Le Conseil fédéral a réduit mercredi un peu la portée de la mise en oeuvre de l'initiative adoptée par le peuple en 2004.
Le gouvernement a dû louvoyer entre les attentes maximales des promoteurs de l'initiative populaire pour l'internement à vie, qui menace de lancer un référendum ou une nouvelle initiative, et les mises en garde des juristes. Finalement, il estime avoir trouvé le moyen de concilier les différentes exigences, même si tout le monde ne sera pas content, a dit Christoph Blocher devant la presse.

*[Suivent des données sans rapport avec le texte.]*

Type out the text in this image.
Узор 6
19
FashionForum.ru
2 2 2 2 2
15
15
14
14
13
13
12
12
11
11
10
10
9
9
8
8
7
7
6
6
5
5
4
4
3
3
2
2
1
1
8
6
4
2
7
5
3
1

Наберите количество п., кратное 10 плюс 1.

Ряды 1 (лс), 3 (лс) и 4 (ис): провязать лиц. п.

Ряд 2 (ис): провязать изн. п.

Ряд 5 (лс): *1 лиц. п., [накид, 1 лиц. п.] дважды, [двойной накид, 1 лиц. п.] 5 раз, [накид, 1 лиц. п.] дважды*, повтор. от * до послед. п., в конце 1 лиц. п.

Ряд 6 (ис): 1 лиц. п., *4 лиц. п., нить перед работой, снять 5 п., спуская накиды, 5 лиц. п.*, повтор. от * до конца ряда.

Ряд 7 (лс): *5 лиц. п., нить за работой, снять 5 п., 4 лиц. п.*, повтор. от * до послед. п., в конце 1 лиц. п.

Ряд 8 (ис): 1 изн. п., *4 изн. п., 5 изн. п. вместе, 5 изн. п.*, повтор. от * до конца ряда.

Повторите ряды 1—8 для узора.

Le projet permettra de «mieux protéger la société contre les délinquants très dangereux et non amendables, sans pour autant mettre à mal les principes de la Convention européenne des droits de l'homme», a assuré le conseiller fédéral. Il fixe désormais une liste corrigée et exhaustive des infractions pouvant conduire à l'internement à vie.
Conditions
Le catalogue fait état de l'assassinat, du meurtre, de lésions corporelles graves, du brigandage, du viol, d'une contrainte sexuelle, d'une séquestration ou d'un enlèvement. Contrairement à la version mise en consultation, il est question désormais aussi de la traite des êtres humains, des actes de génocide et des infractions contre le droit des gens en cas de conflit armé.
Pour pouvoir prononcer l'internement à vie, le juge devra se baser sur deux expertises indépendantes et respecter trois conditions sine qua non. Le but est de déterminer si une récidive est «hautement probable».
Le criminel doit en outre être qualifié de «durablement non amendable», dans la mesure où même une thérapie à longue échéance semble vouée à l'échec. Enfin, il faudra s'assurer qu'en commettant le crime, le délinquant «a porté ou voulu porter une atteinte particulièrement grave à l'intégrité physique, psychique ou sexuelle d'autrui».
Mise en liberté possible
L'internement à vie pourra être remis en question dans certaines situations, même si un réexamen automatique a été exclu, suivant les exigences de l'initiative. Pourtant, la convention des droits de l'homme préconise le réexamen régulier de la situation de l'interné.
Une commission fédérale spécialisée, comptant cinq à sept experts, sera chargée de réévaluer les cas. A la demande de la personne internée ou de l'autorité d'exécution des peines, elle devra examiner s'il existe de nouvelles connaissances scientifiques permettant d'établir que le délinquant peut être amendé.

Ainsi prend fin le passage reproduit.